移动MCP:让大型语言模型自主发现Android应用的功能
大家好,
我们一直在思考当前移动AI助手的一个核心局限性:
大多数系统(例如,Apple Intelligence、Google Assistant风格的集成)依赖于预定义的架构和协调的API。应用程序必须明确实现助手的规范。这限制了可扩展性,并使生态系统受到严格控制。
另一方面,基于图形用户界面的代理(例如,AppAgent、AutoDroid、droidrun)依赖于屏幕截图和无障碍功能,这虽然赋予了广泛的能力,但能力边界却较弱。

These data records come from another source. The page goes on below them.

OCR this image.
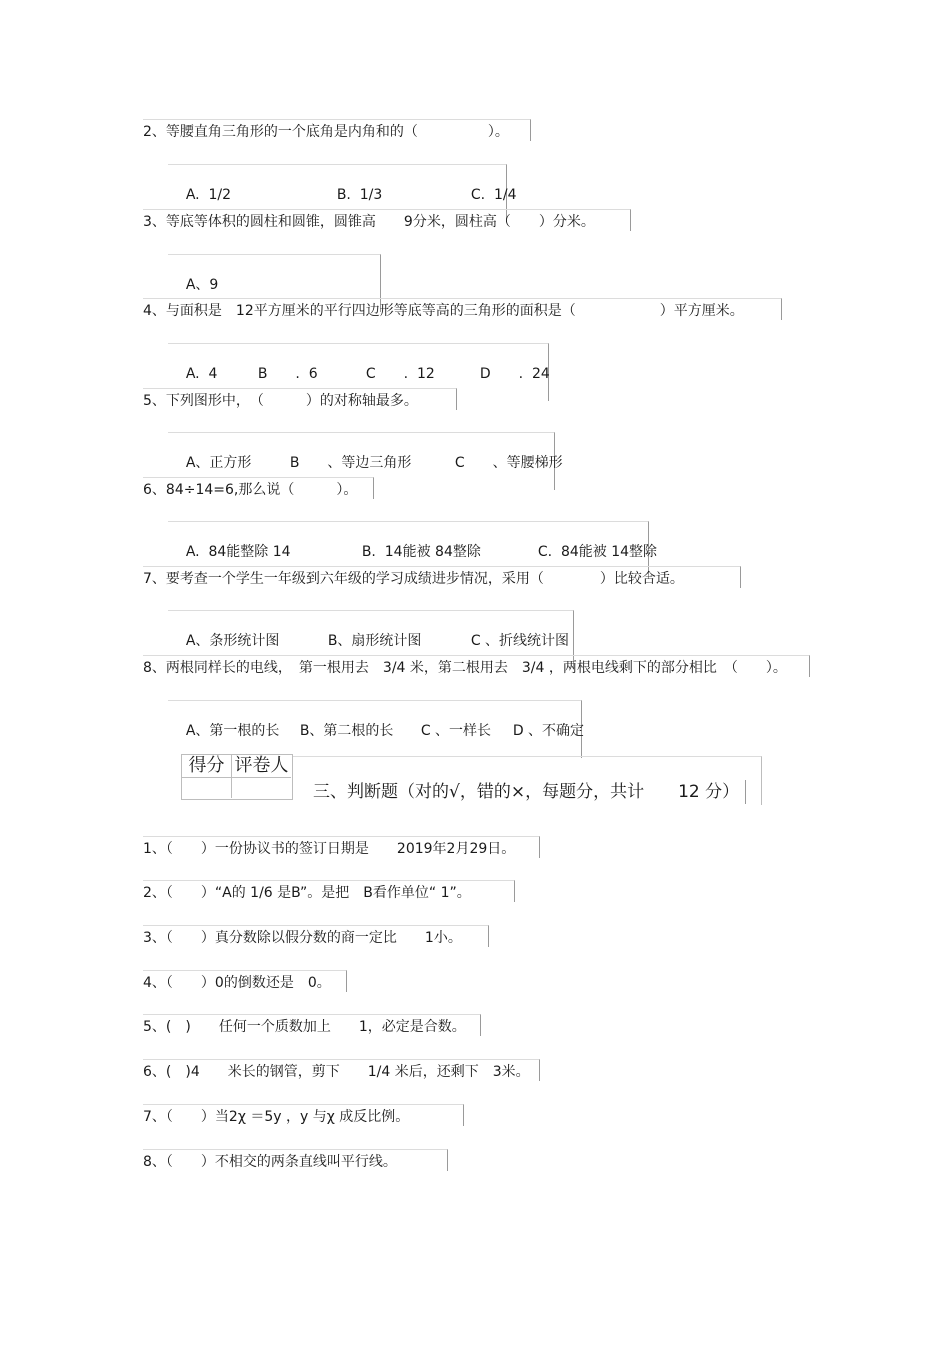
2、等腰直角三角形的一个底角是内角和的（　　　　　）。

A.  1/2	B.  1/3	C.  1/4

3、等底等体积的圆柱和圆锥，圆锥高　　9分米，圆柱高（　　）分米。

A、9

4、与面积是　12平方厘米的平行四边形等底等高的三角形的面积是（　　　　　　）平方厘米。

A.  4	B　　.  6	C　　.  12	D　　.  24

5、下列图形中，　（　　　）的对称轴最多。

A、正方形	B　　、等边三角形	C　　、等腰梯形

6、84÷14=6,那么说（　　　）。

A.  84能整除 14	B.  14能被 84整除	C.  84能被 14整除

7、要考查一个学生一年级到六年级的学习成绩进步情况，采用（　　　　）比较合适。

A、条形统计图	B、扇形统计图	C 、折线统计图

8、两根同样长的电线，　第一根用去　3/4 米，第二根用去　3/4 ，两根电线剩下的部分相比　（　　）。

A、第一根的长 B、第二根的长 C 、一样长 D 、不确定

得分 评卷人
三、判断题（对的√，错的×，每题分，共计　　12 分）
1、（　　）一份协议书的签订日期是　　2019年2月29日。
2、（　　）“A的 1/6 是B”。是把　B看作单位“ 1”。
3、（　　）真分数除以假分数的商一定比　　1小。
4、（　　）0的倒数还是　0。
5、(　)　　任何一个质数加上　　1，必定是合数。
6、(　)4　　米长的钢管，剪下　　1/4 米后，还剩下　3米。
7、（　　）当2χ ＝5y ，y 与χ 成反比例。
8、（　　）不相交的两条直线叫平行线。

因此,我们构建了Mobile-MCP,这是一个基于Android的模型上下文协议(MCP)实现,使用了Intent框架。
关键思想:
- 应用程序在其清单中声明MCP风格的能力(使用自然语言描述)。
- 基于大语言模型(LLM)的助手可以通过PackageManager自主发现设备上所有暴露的能力。
- LLM选择要调用的API,并根据自然语言描述生成参数。
- 调用通过标准的Android服务绑定/Intent进行。
与Apple/Android风格的协调集成不同:
- 没有预定义的动作领域。
- 每个助手没有集中式架构。
- 不需要每个助手的自定义集成。
- 工具可以动态添加并独立演变。
助手不需要事先了解特定应用程序——它在运行时发现并推理能力。
我们已经构建了一个可工作的原型,并发布了规范和演示:
GitHub: https://github.com/system-pclub/mobile-mcp
规范: https://github.com/system-pclub/mobile-mcp/blob/main/spec/mobile-mcp_spec_v1.md
演示: https://www.youtube.com/watch?v=Bc2LG3sR1NY&feature=youtu.be
论文: https://github.com/system-pclub/mobile-mcp/blob/main/paper/mobile_mcp.pdf
我们很想知道大家的看法:
操作系统原生能力广播 + LLM推理是否比固定助手架构或图形用户界面自动化更具可扩展性?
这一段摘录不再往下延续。